Les éloges que l’auteur donne à la conduite politique des insurgés sont bien peu mérités ; leur modération vient uniquement de ce que le temps leur a manqué pour réaliser leurs projets odieux ; le triomphe de l’insurrection à Paris eût sans aucun doute livré Digne aux excès les plus funestes. M. Ténot dit à la page 176 : Les membres du Comité sentaient leur insurrection réduite à l’impuissance et, en même temps que la douleur de la République et de la liberté perdues, ils ressentaient sans doute le regret d’avoir inutilement exposé la fortune, la liberté et la vie de tant de milliers d’hommes. Sous aucun rapport, les meneurs de l’insurrection ne méritent ces éloges, attendu qu’ils n’ont jamais ignoré ce qui se passait dans le reste de la France. La pacification de Paris était connue d’eux avant leur départ pour Digne, et ils ont eu à se reprocher d’avoir, dans l’espérance d’arriver à l’impunité par le nombre, compromis et fait condamner une foule d’ouvriers et de paysans qui n’eussent certainement pas quitté leur travail sans leurs sollicitations et leurs menaces.

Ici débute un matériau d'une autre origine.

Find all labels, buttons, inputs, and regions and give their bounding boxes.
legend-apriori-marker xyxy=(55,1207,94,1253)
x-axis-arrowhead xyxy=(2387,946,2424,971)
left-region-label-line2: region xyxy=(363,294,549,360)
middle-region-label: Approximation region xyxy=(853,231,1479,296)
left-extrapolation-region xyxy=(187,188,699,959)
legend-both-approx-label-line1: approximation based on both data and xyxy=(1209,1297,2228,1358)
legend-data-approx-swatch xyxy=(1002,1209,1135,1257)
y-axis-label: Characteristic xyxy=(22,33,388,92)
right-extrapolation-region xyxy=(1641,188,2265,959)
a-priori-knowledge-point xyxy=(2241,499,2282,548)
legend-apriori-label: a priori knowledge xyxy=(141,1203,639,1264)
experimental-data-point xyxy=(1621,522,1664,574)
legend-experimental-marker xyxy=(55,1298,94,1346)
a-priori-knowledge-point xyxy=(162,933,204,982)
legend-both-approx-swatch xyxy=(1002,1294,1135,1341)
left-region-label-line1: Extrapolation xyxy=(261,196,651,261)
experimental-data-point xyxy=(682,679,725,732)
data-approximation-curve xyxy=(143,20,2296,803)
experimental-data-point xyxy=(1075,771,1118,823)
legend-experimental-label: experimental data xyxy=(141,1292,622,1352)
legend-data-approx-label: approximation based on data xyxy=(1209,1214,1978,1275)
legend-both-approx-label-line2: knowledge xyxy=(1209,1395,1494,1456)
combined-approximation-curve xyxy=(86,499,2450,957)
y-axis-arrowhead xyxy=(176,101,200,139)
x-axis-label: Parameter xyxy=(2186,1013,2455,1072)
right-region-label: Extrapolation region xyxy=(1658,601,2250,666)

Quand le gouvernement, après avoir dompté l’insurrection, se trouva maître du pays, il fut amené par la force des choses à prendre des mesures de rigueur. Il ne pouvait pas laisser impunis des actes tels que la tentative d’assassinat du sous-préfet de Forcalquier ; il ne pouvait pas laisser libres au milieu de leurs concitoyens des hommes qui s’étaient signalés par les actions les plus violentes, par la propagande des idées les plus subversives, et dont la présence était, pour la sécurité publique, une menace perpétuelle. La Commission mixte fonctionna avec énergie, animée surtout par les réquisitoires, peut-être un peu passionnés, de M. Prestot, procureur de la République, dont l’existence avait été menacée. Mais il faut ajouter, pour compléter la vérité, — et c’est ce que M. Ténot se garde bien de dire — que, si un grand nombre d’individus fut condamné à la déportation, fort peu d’entre eux furent transportés en Algérie ; et presque tous en revinrent au bout de quelques mois. En effet, M. Quentin-Bauchard, chargé parle Prince-Président d’une mission toute de clémence, gracia le plus grand nombre des rebelles, avant même qu’ils n’eussent quitté le port de Toulon.

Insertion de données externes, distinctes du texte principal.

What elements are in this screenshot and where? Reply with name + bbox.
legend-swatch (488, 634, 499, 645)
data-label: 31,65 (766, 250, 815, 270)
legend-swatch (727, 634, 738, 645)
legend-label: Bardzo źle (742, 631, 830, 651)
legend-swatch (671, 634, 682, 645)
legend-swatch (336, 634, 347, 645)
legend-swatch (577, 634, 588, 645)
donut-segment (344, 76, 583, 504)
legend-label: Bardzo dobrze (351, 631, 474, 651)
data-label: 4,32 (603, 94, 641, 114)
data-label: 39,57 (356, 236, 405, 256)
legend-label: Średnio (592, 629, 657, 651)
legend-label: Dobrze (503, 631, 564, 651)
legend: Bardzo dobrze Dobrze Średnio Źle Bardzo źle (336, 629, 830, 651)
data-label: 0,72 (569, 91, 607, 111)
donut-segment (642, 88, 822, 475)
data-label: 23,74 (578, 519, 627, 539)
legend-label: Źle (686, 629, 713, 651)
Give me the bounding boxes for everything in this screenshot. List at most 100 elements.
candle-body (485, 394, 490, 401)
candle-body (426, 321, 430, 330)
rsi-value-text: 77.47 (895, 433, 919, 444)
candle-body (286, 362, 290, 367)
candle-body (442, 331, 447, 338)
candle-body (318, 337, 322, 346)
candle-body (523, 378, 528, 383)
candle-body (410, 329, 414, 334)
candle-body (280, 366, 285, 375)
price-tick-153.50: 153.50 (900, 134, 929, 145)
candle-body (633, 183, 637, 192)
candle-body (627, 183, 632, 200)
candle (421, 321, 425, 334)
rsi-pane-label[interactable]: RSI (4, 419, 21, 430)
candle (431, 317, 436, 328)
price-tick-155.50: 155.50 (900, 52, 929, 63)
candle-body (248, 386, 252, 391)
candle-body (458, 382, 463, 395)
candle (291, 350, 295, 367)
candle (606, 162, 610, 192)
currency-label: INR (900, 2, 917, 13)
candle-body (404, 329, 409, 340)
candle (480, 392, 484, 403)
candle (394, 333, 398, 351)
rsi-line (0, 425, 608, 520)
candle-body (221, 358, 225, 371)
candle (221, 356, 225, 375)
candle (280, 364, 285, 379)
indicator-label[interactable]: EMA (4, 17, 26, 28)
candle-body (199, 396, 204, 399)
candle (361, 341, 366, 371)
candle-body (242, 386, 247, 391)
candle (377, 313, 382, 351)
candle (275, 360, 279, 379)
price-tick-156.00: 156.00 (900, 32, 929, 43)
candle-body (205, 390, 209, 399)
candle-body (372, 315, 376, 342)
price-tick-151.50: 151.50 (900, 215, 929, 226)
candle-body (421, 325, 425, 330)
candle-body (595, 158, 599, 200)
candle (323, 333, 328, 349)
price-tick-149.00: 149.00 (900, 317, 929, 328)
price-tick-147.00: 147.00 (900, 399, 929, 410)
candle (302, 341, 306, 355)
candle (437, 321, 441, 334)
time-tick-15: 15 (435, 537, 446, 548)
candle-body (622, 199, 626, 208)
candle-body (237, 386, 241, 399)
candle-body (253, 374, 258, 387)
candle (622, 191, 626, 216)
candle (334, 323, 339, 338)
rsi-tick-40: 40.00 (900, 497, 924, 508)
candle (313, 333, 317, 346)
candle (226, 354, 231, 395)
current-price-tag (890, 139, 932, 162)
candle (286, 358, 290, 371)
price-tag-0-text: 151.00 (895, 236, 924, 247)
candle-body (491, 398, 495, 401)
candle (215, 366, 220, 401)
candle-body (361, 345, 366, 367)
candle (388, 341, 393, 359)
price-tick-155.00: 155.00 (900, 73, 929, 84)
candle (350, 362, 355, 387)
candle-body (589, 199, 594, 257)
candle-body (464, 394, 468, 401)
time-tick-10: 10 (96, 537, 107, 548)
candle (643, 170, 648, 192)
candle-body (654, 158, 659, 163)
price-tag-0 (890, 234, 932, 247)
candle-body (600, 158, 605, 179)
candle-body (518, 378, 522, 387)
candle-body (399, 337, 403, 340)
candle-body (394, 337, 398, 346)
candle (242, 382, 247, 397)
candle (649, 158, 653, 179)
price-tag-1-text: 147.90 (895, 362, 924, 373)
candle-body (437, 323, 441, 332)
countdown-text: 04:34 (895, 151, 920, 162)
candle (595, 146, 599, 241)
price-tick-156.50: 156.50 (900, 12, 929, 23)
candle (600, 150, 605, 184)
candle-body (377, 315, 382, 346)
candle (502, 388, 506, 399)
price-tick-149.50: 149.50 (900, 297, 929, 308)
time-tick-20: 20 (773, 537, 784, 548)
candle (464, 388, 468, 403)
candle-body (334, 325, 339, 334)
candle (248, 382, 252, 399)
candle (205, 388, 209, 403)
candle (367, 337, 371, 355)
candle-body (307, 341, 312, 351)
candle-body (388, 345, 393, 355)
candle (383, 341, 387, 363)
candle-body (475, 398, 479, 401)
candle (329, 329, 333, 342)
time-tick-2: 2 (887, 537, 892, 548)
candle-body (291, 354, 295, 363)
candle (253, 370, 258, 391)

En résumé, Monsieur le Ministre, la brochure de M. Ténot, La Province en 1851, contient, en ce qui concerne mon département, des inexactitudes, bien plus dans les appréciations sur la nature du mouvement et des causes qui l’ont motivé que dans les faits qu’elle expose. L’insurrection dans les Basses-Alpes, je ne saurais trop le répéter, n’a pas été la manifestation du sentiment public, mais bien l’oeuvre de quelques hommes audacieux et sans scrupules, qui avaient su profiter du mécontentement général, naturel dans un département pauvre et déshérité, pour attirer à eux, par des promesses séduisantes et par l’intimidation, des populations ignorantes, qui n’entrevoyaient dans le succès de leur entreprise qu’une occasion d’améliorer leur position.

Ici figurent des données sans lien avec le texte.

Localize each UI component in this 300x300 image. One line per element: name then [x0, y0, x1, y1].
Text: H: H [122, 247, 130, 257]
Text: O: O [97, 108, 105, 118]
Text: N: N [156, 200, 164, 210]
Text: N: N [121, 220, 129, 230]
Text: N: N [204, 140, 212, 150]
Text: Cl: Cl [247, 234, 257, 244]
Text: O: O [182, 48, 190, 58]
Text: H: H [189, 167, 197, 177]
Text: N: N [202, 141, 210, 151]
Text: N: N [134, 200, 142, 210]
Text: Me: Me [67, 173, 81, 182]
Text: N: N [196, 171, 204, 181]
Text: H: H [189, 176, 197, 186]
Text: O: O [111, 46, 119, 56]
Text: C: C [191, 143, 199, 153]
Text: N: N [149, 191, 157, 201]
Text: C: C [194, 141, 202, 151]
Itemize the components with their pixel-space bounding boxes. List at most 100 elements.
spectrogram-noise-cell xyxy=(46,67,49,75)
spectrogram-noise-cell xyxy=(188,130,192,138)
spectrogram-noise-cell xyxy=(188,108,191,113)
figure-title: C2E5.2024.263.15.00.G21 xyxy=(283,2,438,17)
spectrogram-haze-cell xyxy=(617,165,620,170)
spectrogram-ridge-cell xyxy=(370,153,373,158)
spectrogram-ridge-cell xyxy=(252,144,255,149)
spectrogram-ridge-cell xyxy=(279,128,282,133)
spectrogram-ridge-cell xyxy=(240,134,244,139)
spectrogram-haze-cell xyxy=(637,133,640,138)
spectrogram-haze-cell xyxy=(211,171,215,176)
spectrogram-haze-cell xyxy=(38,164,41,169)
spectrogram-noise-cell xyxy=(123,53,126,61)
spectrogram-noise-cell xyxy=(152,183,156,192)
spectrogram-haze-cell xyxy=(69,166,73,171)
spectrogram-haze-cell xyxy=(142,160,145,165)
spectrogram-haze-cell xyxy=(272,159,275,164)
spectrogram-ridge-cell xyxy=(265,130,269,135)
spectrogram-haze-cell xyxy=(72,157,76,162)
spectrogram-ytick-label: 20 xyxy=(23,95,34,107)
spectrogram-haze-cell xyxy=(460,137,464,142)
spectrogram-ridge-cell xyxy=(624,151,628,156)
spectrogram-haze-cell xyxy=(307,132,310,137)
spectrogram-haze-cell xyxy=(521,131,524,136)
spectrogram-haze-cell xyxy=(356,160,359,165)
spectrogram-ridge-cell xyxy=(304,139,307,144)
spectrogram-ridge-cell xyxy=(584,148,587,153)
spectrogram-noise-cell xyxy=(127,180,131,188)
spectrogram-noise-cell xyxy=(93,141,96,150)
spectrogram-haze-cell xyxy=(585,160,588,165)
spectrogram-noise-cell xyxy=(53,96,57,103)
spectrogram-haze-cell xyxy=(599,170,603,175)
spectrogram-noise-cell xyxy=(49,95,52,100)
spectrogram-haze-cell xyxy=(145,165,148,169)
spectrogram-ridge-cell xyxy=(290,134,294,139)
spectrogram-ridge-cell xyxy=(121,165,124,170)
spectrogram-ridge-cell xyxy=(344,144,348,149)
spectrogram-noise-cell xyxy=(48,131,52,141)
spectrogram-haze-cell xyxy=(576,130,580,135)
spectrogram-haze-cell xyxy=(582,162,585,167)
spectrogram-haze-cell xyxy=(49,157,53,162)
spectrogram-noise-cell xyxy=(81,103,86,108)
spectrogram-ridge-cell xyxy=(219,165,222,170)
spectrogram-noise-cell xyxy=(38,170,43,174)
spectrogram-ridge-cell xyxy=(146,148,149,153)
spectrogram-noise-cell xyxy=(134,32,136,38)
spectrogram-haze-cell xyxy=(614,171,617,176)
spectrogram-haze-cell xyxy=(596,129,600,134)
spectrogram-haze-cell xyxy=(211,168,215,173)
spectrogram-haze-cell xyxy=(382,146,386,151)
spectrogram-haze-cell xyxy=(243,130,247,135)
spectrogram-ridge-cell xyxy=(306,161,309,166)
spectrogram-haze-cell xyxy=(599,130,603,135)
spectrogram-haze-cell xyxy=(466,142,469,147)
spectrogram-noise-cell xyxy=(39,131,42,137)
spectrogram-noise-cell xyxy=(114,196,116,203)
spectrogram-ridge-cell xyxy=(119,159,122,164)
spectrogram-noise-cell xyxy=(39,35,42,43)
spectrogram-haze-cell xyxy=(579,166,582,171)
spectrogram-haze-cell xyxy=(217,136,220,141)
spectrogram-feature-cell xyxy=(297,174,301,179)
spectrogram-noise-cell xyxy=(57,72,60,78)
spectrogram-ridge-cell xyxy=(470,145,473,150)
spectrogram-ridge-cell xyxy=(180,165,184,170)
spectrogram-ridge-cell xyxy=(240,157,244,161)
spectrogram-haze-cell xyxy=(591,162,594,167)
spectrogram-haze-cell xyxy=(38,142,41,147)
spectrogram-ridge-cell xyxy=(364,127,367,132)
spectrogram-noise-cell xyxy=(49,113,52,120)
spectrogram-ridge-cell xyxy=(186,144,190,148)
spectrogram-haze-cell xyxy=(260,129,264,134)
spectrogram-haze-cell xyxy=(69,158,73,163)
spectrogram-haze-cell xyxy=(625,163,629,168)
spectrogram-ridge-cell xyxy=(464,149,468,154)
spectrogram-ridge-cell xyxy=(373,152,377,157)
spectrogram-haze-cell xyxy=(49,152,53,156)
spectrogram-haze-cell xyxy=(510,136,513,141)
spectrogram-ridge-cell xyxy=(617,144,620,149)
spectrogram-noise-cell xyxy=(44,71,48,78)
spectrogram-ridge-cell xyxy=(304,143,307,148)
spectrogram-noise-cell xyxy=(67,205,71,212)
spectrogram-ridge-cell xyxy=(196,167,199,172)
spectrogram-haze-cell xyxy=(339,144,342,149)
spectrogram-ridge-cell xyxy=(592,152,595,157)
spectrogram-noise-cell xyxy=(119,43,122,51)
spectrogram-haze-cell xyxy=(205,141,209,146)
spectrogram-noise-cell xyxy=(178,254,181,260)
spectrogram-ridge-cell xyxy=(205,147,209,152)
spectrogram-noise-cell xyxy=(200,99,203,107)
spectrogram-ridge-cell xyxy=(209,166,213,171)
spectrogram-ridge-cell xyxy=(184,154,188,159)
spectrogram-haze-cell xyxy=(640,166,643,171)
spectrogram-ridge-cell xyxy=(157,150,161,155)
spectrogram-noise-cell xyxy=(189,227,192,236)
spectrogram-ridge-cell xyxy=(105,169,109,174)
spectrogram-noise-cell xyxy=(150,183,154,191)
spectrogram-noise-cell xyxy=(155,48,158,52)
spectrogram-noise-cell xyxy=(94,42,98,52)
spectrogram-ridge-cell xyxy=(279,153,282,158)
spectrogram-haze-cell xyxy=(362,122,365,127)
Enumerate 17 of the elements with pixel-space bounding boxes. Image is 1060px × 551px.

Ce qui prouve, d’ailleurs d’une manière certaine, la vérité de ce que j’avance, c’est l’unanimité du vote en faveur du Prince-Président, le lendemain même, pour ainsi dire, de la lutte, et alors que les passions révolutionnaires, si elles eussent jamais existé dans les masses, auraient dû produire un résultat beaucoup moins satisfaisant.
Le secrétaire général de l’Aveyron, Camille Roques, remplaçant son préfet empêché, critiquait, dans son rapport du 21 novembre 1868, l’exposé de Ténot comme « bien sommaire et bien inexact », et, ayant consulté les journaux du temps, les rapports préfectoraux, les interrogatoires des inculpés et des témoins, les diverses pièces utilisées par les Commissions mixtes, il concluait que Ténot avait à tort voulu donner aux événements de 1851 « le caractère inexact d’une protestation populaire énergique et spontanée. » Si la nouvelle de la dissolution de l’Assemblée et de l’appel au peuple avait produit à Rodez quelque émotion, c’est que, à l’occasion de la grande foire qui se tenait alors dans cette ville, des chefs du parti démocratique à Villefranche, Espalion, Camarès et Sauveterre, avaient pu se trouver réunis. Mais c’est à des allégations de détail que s’en prend principalement Camille Roques, en épluchant le récit de Ténot qu’il s’agisse de l’invasion de la préfecture, de la constitution à Rodez d’un Comité de résistance sous le nom de « Commission constitutionnelle », des mouvements survenus dans les autres centres du département. En réalité, pour les autorités de l’Aveyron, les meneurs ne furent pas suivis, et les populations aveyronnaises ne tardèrent pas à affirmer d’une manière éclatante leur dévouement au Prince-Président en lui attribuant une immense majorité de 85,351 votes affirmatifs contre 2,171 votes négatifs.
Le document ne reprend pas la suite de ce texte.